The Sacramento Bee had front-page coverage, by reporter Bobby Caina Calvan, of a specific angle on health reform, and the need for coverage to have some cap on out-of-pocket expenses. Otherwise, the patient who has been paying premiums is still faced with unlimited financial risk and burden.
The major federal health reform bills, like H.R.3200, all require coverage to have a maximum out-of-pocket limit, up to $10,000. At the state level, Health Access California is sponsoring AB786(Jones), which would also require a cap, in addition to labelling insurance plans so people can better comparison shop.
Why is this necessary? Because there are some dubious plans being sold right now:
Burwell was weeding her backyard vineyard last summer when she was bit by a rattlesnake. She rushed to a Chico hospital for antivenin and morphine, which eased the pain during an overnight stay.
Then came the unexpected sting of a $73,000 hospital bill – and shock upon learning her health insurance would cover a mere $3,000.
“It was one of the longest, most stressful periods in my life,” said Burwell, a self-employed wine shop owner whose financial security was shattered by the snake bite.
“I’m probably a typical insurance purchaser,” said Burwell, who had to scramble to find a solution for the steep bill. “I believed what I was told by the person selling it to me….”
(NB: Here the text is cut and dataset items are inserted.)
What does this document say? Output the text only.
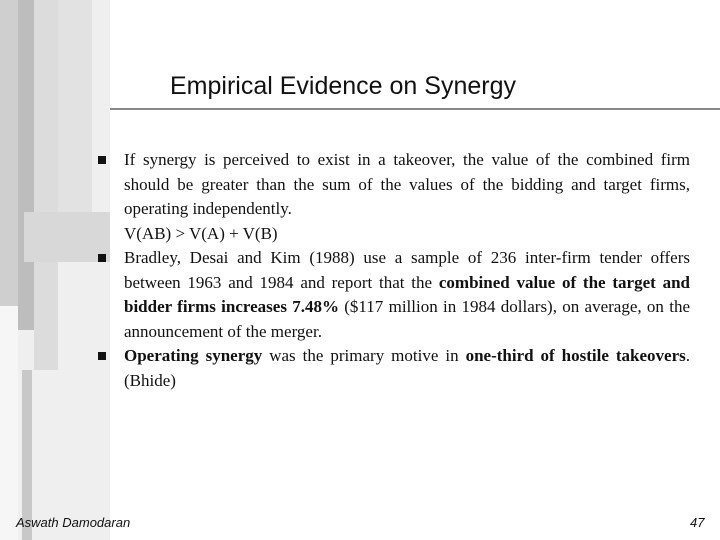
Empirical Evidence on Synergy

If synergy is perceived to exist in a takeover, the value of the combined firm should be greater than the sum of the values of the bidding and target firms, operating independently.

V(AB) > V(A) + V(B)

Bradley, Desai and Kim (1988) use a sample of 236 inter-firm tender offers between 1963 and 1984 and report that the combined value of the target and bidder firms increases 7.48% ($117 million in 1984 dollars), on average, on the announcement of the merger.

Operating synergy was the primary motive in one-third of hostile takeovers. (Bhide)

Aswath Damodaran	47
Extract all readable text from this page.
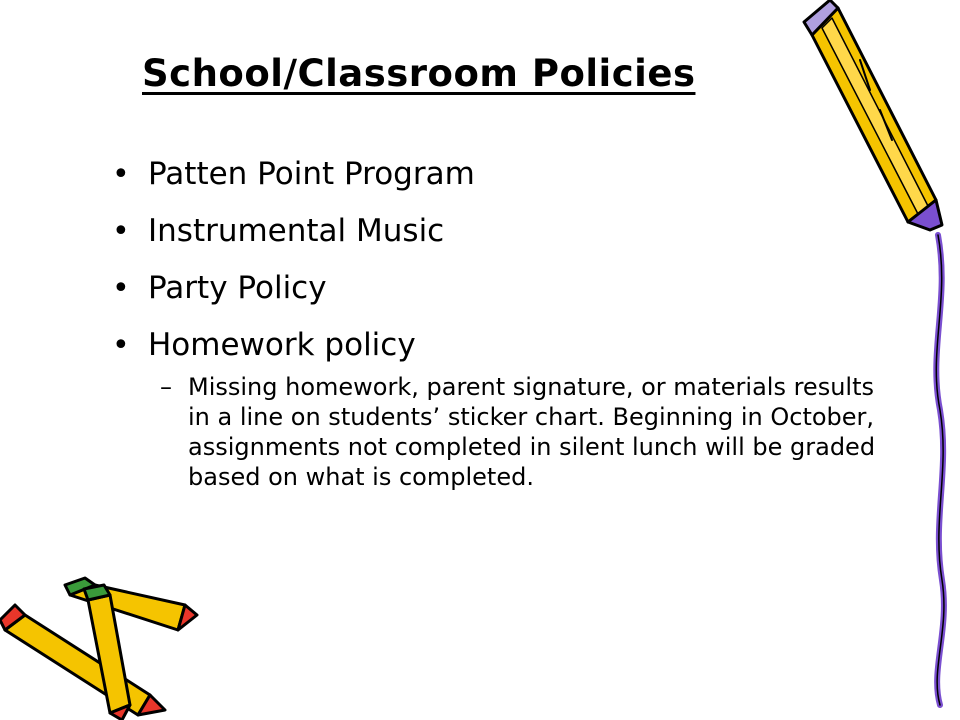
School/Classroom Policies
• Patten Point Program
• Instrumental Music
• Party Policy
• Homework policy
– Missing homework, parent signature, or materials results in a line on students’ sticker chart. Beginning in October, assignments not completed in silent lunch will be graded based on what is completed.
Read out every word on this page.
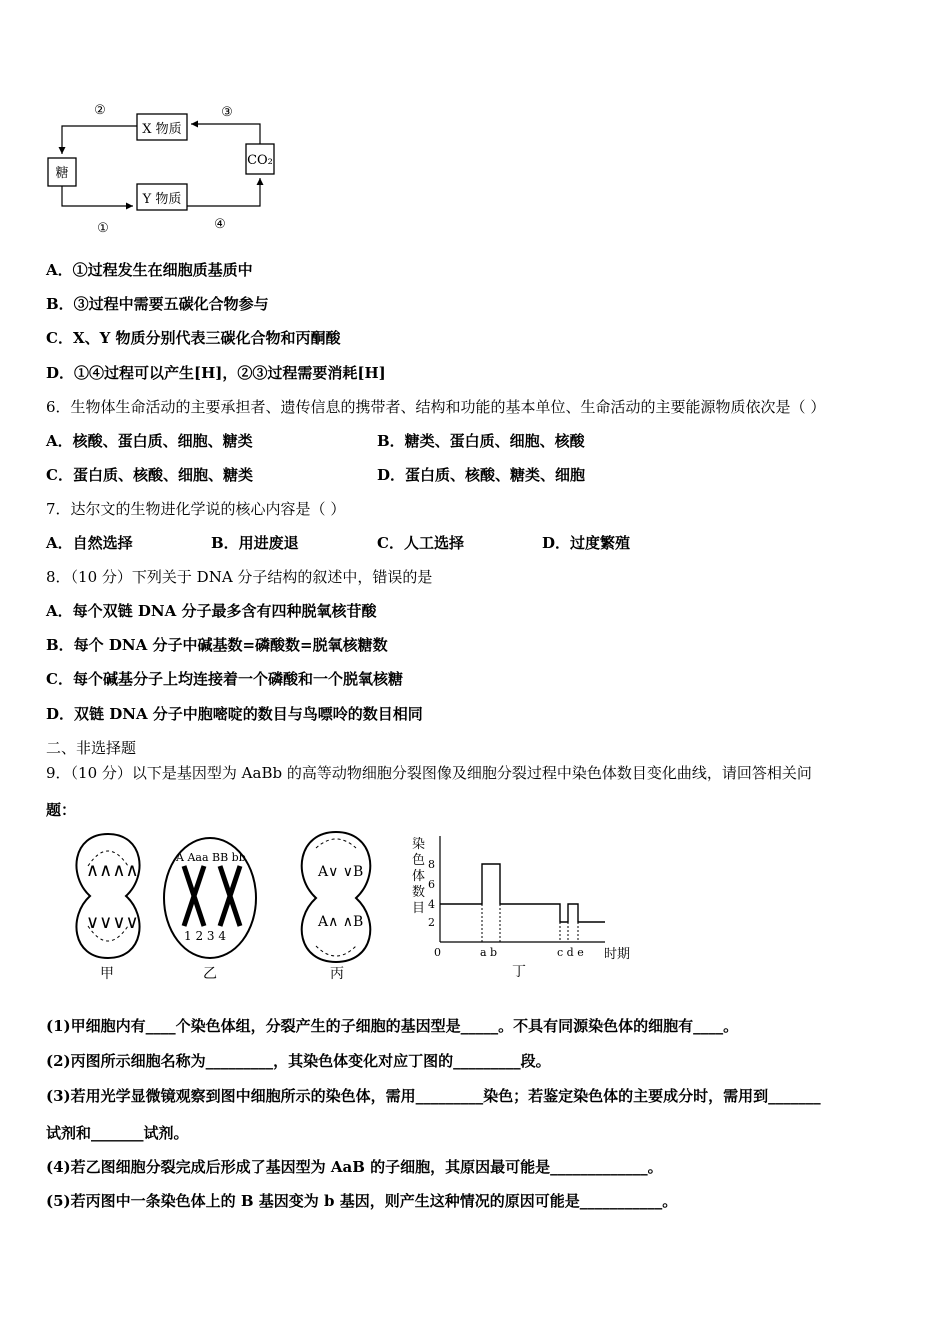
X 物质
糖
Y 物质
CO₂
②	③
①	④
A．①过程发生在细胞质基质中
B．③过程中需要五碳化合物参与
C．X、Y 物质分别代表三碳化合物和丙酮酸
D．①④过程可以产生[H]，②③过程需要消耗[H]
6．生物体生命活动的主要承担者、遗传信息的携带者、结构和功能的基本单位、生命活动的主要能源物质依次是（ ）
A．核酸、蛋白质、细胞、糖类	B．糖类、蛋白质、细胞、核酸
C．蛋白质、核酸、细胞、糖类	D．蛋白质、核酸、糖类、细胞
7．达尔文的生物进化学说的核心内容是（ ）
A．自然选择	B．用进废退	C．人工选择	D．过度繁殖
8．（10 分）下列关于 DNA 分子结构的叙述中，错误的是
A．每个双链 DNA 分子最多含有四种脱氧核苷酸
B．每个 DNA 分子中碱基数=磷酸数=脱氧核糖数
C．每个碱基分子上均连接着一个磷酸和一个脱氧核糖
D．双链 DNA 分子中胞嘧啶的数目与鸟嘌呤的数目相同
二、非选择题
9．（10 分）以下是基因型为 AaBb 的高等动物细胞分裂图像及细胞分裂过程中染色体数目变化曲线，请回答相关问
题：
∧∧∧∧
∨∨∨∨
甲
A Aaa BB bb
1 2 3 4
乙
A∨ ∨B
A∧ ∧B
丙
染 色 体 数 目
8
6
4
2
0	a b	c d e 时期
丁
(1)甲细胞内有____个染色体组，分裂产生的子细胞的基因型是_____。不具有同源染色体的细胞有____。
(2)丙图所示细胞名称为_________，其染色体变化对应丁图的_________段。
(3)若用光学显微镜观察到图中细胞所示的染色体，需用_________染色；若鉴定染色体的主要成分时，需用到_______
试剂和_______试剂。
(4)若乙图细胞分裂完成后形成了基因型为 AaB 的子细胞，其原因最可能是_____________。
(5)若丙图中一条染色体上的 B 基因变为 b 基因，则产生这种情况的原因可能是___________。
Burwell, 60, thought she was getting a deal four years ago when her COBRA coverage ran out and she found a low-cost, low-deductible plan. She bought a policy from a friend – an insurance broker who, she said, was looking out for her.
Burwell’s policy was underwritten by a Texas-based firm that initially charged her a $281 monthly premium. She had a $500 deductible and was promised $50,000 in hospital coverage. She didn’t realize the hospitalization coverage
was capped at $3,000 a day.
The story is worth the read. In addition to AB786(Jones), it’s good that the health reform bills in Congress answer the challenge of the article’s title, “Don’t forget us, underinsured say.”